Katrina owns a sandwich shop. She wants to know if she can sell more chicken sandwiches if they are prepared with a special sauce. Katrina sells regular chicken sandwiches on a random sample of 10 days and she sells sandwiches with the special sauce on a random sample of 10 days. She collects data on the number of sandwiches sold each day.

Regular sandwiches: 15, 17, 22, 22, 25, 15, 18, 20, 25, 24

Special sauce: 18, 20, 35, 28, 18, 20, 20, 30, 24, 35

The means are 20.3 and 24.8 respectively, for a difference of 4.5. Katrina wants to know if this is significant or if it could be caused by chance. To find out, she re-randomizes the results 15 times and finds the differences of the means. The line plot shows the data.

What is the best conclusion for Katrina to make based on the data?

The difference of 4.5 is not significant because the re-randomizations show that it is outside the range of what could happen by chance.

The difference of 4.5 is significant because the re-randomizations show that it is within the range of what could happen by chance.

The difference of 4.5 is significant because the re-randomizations show that it is outside the range of what could happen by chance.

The difference of 4.5 is not significant because the re-randomizations show that it is within the range of what could happen by chance.

my answer: C

Your answer is incorrect. The correct answer is A.

Explanation: In order to determine the significance of the difference between the means of the regular sandwiches and the sandwiches with special sauce, Katrina re-randomized the results 15 times. This is known as permutation testing or randomization testing.

By re-randomizing the results, Katrina is testing the null hypothesis that there is no difference between the two samples. If the observed difference of 4.5 is within the range of what could happen by chance, then this suggests that the difference is not significant and could be attributed to random variability.

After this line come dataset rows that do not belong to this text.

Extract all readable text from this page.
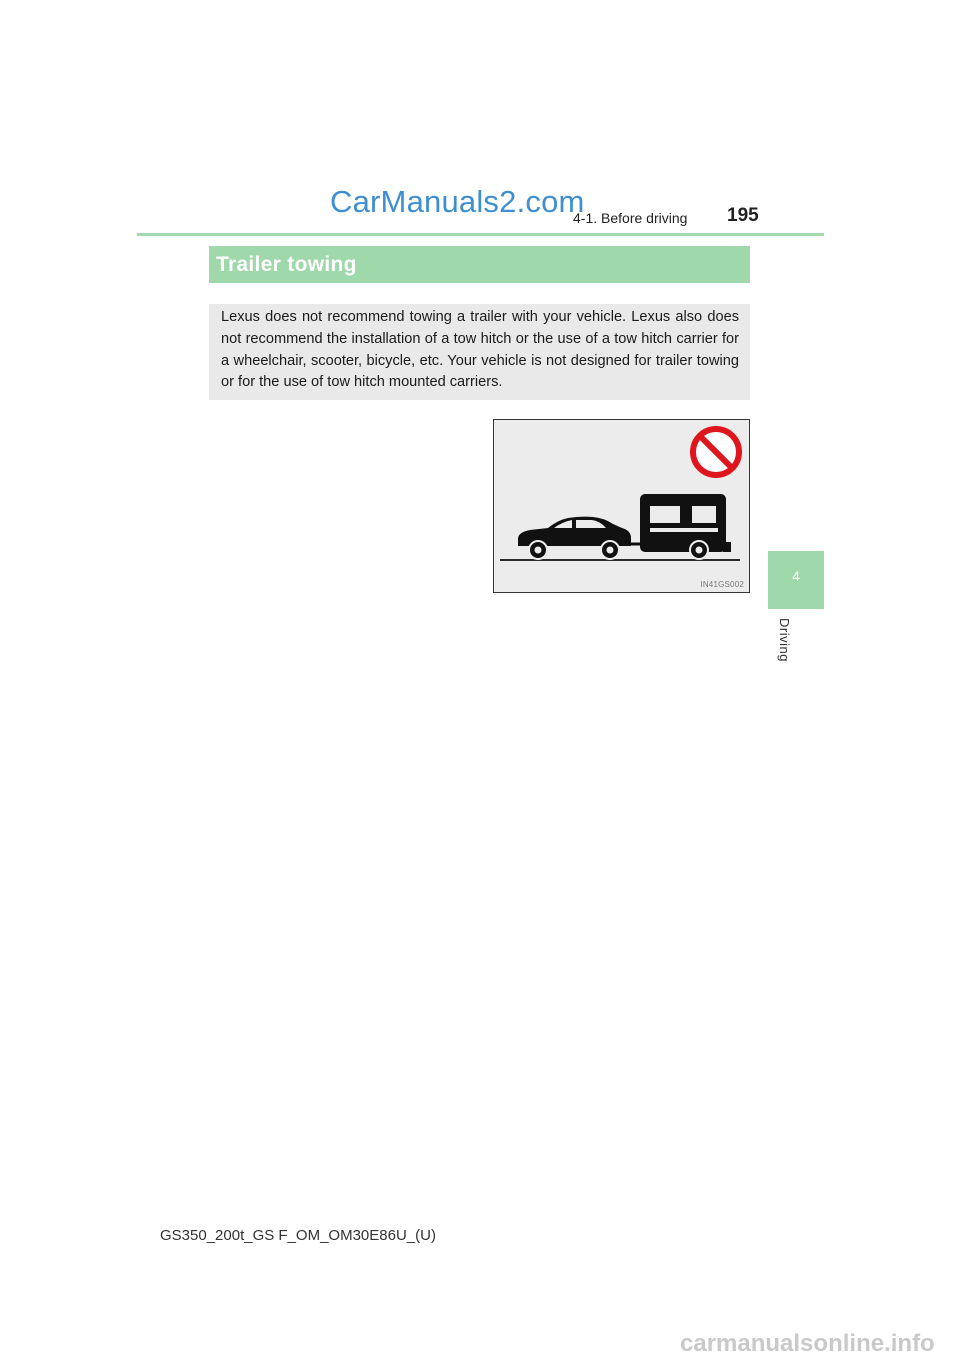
CarManuals2.com
4-1. Before driving 195
Trailer towing

Lexus does not recommend towing a trailer with your vehicle. Lexus also does not recommend the installation of a tow hitch or the use of a tow hitch carrier for a wheelchair, scooter, bicycle, etc. Your vehicle is not designed for trailer towing or for the use of tow hitch mounted carriers.

IN41GS002
4
Driving
GS350_200t_GS F_OM_OM30E86U_(U)
carmanualsonline.info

However, if the observed difference of 4.5 is outside the range of what could happen by chance, then this suggests that the difference is significant and unlikely to be caused by random variability alone.

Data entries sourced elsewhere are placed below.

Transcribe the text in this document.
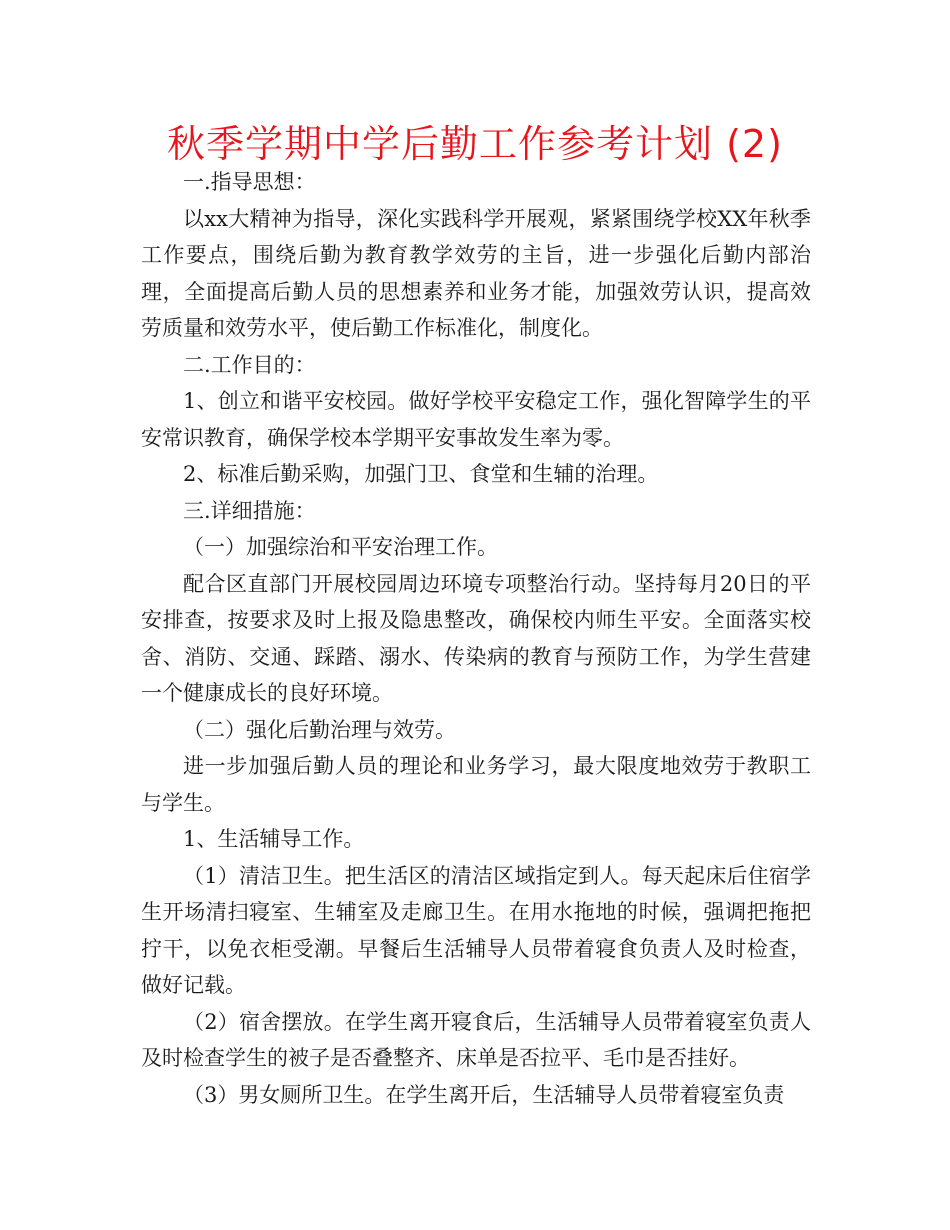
秋季学期中学后勤工作参考计划 (2)

一.指导思想：

以xx大精神为指导，深化实践科学开展观，紧紧围绕学校XX年秋季工作要点，围绕后勤为教育教学效劳的主旨，进一步强化后勤内部治理，全面提高后勤人员的思想素养和业务才能，加强效劳认识，提高效劳质量和效劳水平，使后勤工作标准化，制度化。

二.工作目的：

1、创立和谐平安校园。做好学校平安稳定工作，强化智障学生的平安常识教育，确保学校本学期平安事故发生率为零。

2、标准后勤采购，加强门卫、食堂和生辅的治理。

三.详细措施：

（一）加强综治和平安治理工作。

配合区直部门开展校园周边环境专项整治行动。坚持每月20日的平安排查，按要求及时上报及隐患整改，确保校内师生平安。全面落实校舍、消防、交通、踩踏、溺水、传染病的教育与预防工作，为学生营建一个健康成长的良好环境。

（二）强化后勤治理与效劳。

进一步加强后勤人员的理论和业务学习，最大限度地效劳于教职工与学生。

1、生活辅导工作。

（1）清洁卫生。把生活区的清洁区域指定到人。每天起床后住宿学生开场清扫寝室、生辅室及走廊卫生。在用水拖地的时候，强调把拖把拧干，以免衣柜受潮。早餐后生活辅导人员带着寝食负责人及时检查，做好记载。

（2）宿舍摆放。在学生离开寝食后，生活辅导人员带着寝室负责人及时检查学生的被子是否叠整齐、床单是否拉平、毛巾是否挂好。

（3）男女厕所卫生。在学生离开后，生活辅导人员带着寝室负责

From the line plot, if the difference of 4.5 falls outside the range of the differences obtained from the re-randomizations, then Katrina can conclude that the difference is not significant and likely due to other factors such as the special sauce. Therefore, the correct conclusion for Katrina to make based on the data is that the difference of 4.5 is not significant because the re-randomizations show that it is outside the range of what could happen by chance.